Q: Sure, go ahead and read it.

Strieber: (reading) “I spent the last few years of my time in upstate New York in the frequent company of seven people who would come at about eleven each night to mediate with me. They were extra-temporal in the sense that their meaning and their communications did not depend on a linear structure. Certainly, through their eyes, a tree would appear to be a tree, but they would see also the seed and the spent logs, the memory of the tree and the absence of memory. They would see from before the seed down the intricate web of trees, stretching back into the fading thunder of the past. All this at once, when seeing the tree. To live outside of time is not to be delivered from duration, but to see all duration, all the time.”

I think that’s the best expression of that that I’ve ever come up with. It is a way of seeing “being,” that incidentally, when you begin to do it with your fellow man, you find an astonishing new compassion for the human experience and the human condition. That is to say, you do not feel that you can let sins thrive, but you do feel as if you understand the desperation that leads people to do what they do.

Q: That reminds me of a verse, I think it’s from Jeremiah, “the human heart is deceitful and desperately corrupt.” Not merely corrupt, but “desperately” corrupt.

Strieber: Well, you know, the Bible was written a long time ago. I don’t really believe that the human heart is corrupt. I think it’s extremely pure. On the contrary, I think the Great Lie of history is the guilt, the intrinsic guilt of man.
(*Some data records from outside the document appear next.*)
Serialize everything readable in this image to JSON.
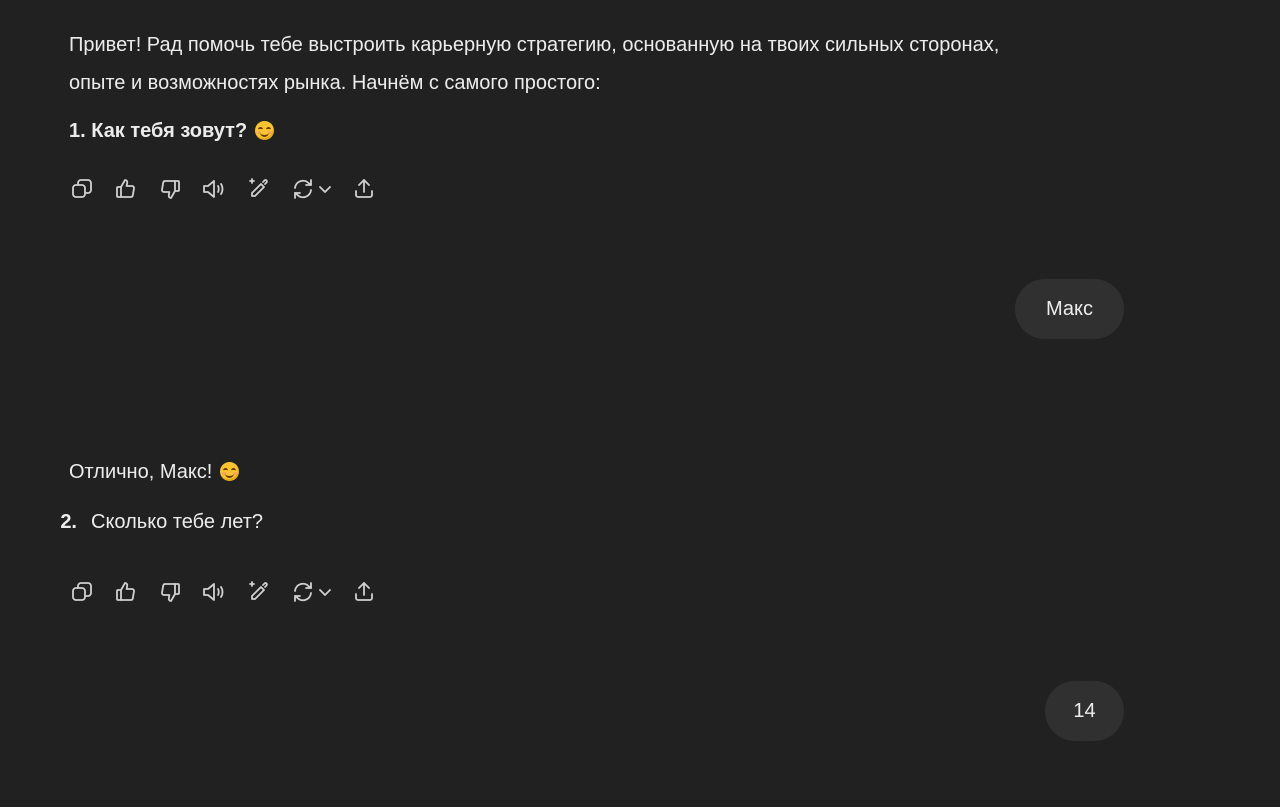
{
  "conversation": {
    "assistant_1": {
      "line_1": "Привет! Рад помочь тебе выстроить карьерную стратегию, основанную на твоих сильных сторонах,",
      "line_2": "опыте и возможностях рынка. Начнём с самого простого:",
      "question": "1. Как тебя зовут?",
      "emoji": "smiling-face-with-smiling-eyes"
    },
    "user_1": {
      "text": "Макс"
    },
    "assistant_2": {
      "intro": "Отлично, Макс!",
      "emoji": "smiling-face-with-smiling-eyes",
      "list_number": "2.",
      "question": "Сколько тебе лет?"
    },
    "user_2": {
      "text": "14"
    }
  },
  "message_actions": [
    {
      "icon": "copy-icon"
    },
    {
      "icon": "thumbs-up-icon"
    },
    {
      "icon": "thumbs-down-icon"
    },
    {
      "icon": "read-aloud-icon"
    },
    {
      "icon": "edit-sparkle-icon"
    },
    {
      "icon": "regenerate-icon"
    },
    {
      "icon": "share-icon"
    }
  ],
  "colors": {
    "background": "#212121",
    "text": "#ececec",
    "user_bubble": "#303030",
    "icon": "#d0d0d0"
  }
}
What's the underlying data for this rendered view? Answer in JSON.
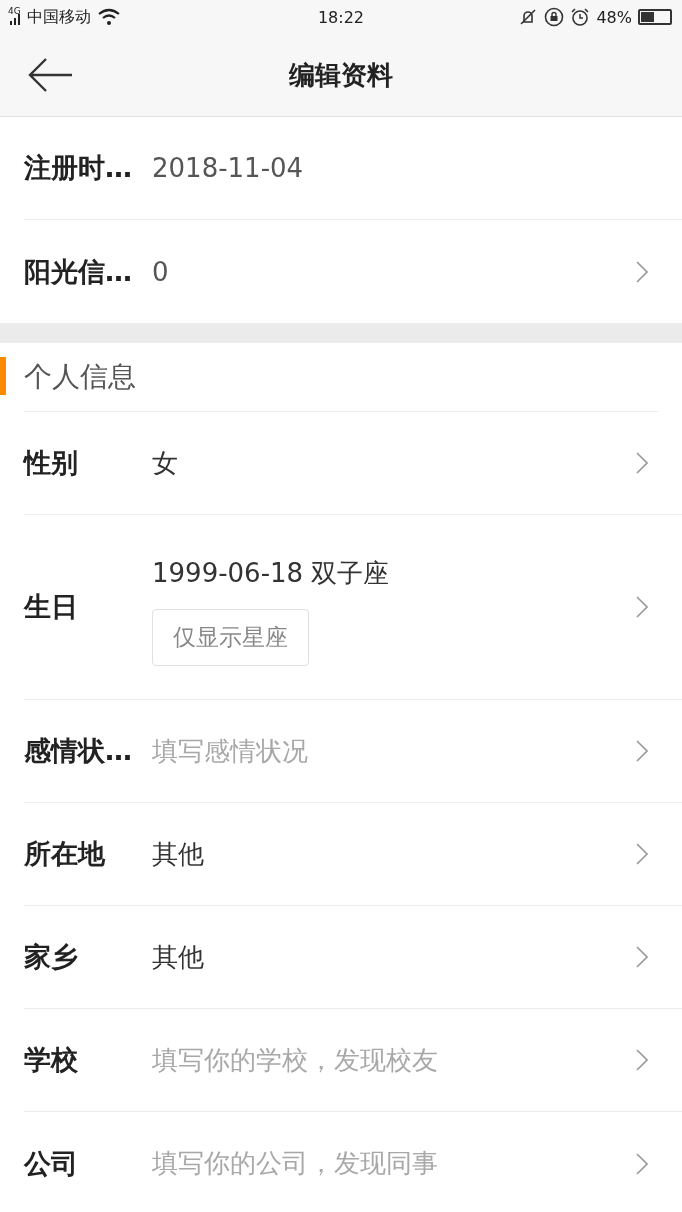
{
  "status_bar": {
    "network": "4G",
    "carrier": "中国移动",
    "time": "18:22",
    "battery_text": "48%"
  },
  "header": {
    "title": "编辑资料"
  },
  "account_rows": [
    {
      "label": "注册时…",
      "value": "2018-11-04",
      "chevron": false
    },
    {
      "label": "阳光信…",
      "value": "0",
      "chevron": true
    }
  ],
  "section": {
    "title": "个人信息"
  },
  "profile_rows": [
    {
      "kind": "plain",
      "label": "性别",
      "value": "女",
      "chevron": true
    },
    {
      "kind": "birthday",
      "label": "生日",
      "value": "1999-06-18 双子座",
      "option": "仅显示星座",
      "chevron": true
    },
    {
      "kind": "plain",
      "label": "感情状…",
      "placeholder": "填写感情状况",
      "chevron": true
    },
    {
      "kind": "plain",
      "label": "所在地",
      "value": "其他",
      "chevron": true
    },
    {
      "kind": "plain",
      "label": "家乡",
      "value": "其他",
      "chevron": true
    },
    {
      "kind": "plain",
      "label": "学校",
      "placeholder": "填写你的学校，发现校友",
      "chevron": true
    },
    {
      "kind": "plain",
      "label": "公司",
      "placeholder": "填写你的公司，发现同事",
      "chevron": true
    }
  ]
}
This Lie arose out of the fact that we were born into a difficult natural environment, and the human mind, hopeless before the ravages of nature, began to try to appeal to what appeared to be perhaps higher powers that might be able to rescue us from the day-to-day horrors of life.

When that didn’t happen, we decided we must be in disfavor. We must be guilty. We must be somehow wrong and giving the gods displeasure. We began to sacrifice, to cut the throats of our children, in an effort to attract the attention of these gods, and to attract their favor. These gods don’t exist. The personal God that we all think about so much in this culture of ours doesn’t even exist. When people say, “How could God let this happen?” God didn’t, is the answer. The God that they speak of isn’t there at all.

One of the most powerful experiences that I ever had was when one of the grays, when I was praying, said in my mind, “Listen to him. Calling on his gods.” And I understood suddenly then that God wasn’t there. As a presence radically different from what we imagine, there is an emptiness and a hunger in this universe which is completely present everywhere all the time. This is God. It is out of this need that the laws of physics arose and with them, the material world. And it is looking at it, and becoming a companion of this God, that we are really all about. We are not guilty.

[Whitley Strieber’s “The Grays” is scheduled for release on August 22, 2006.]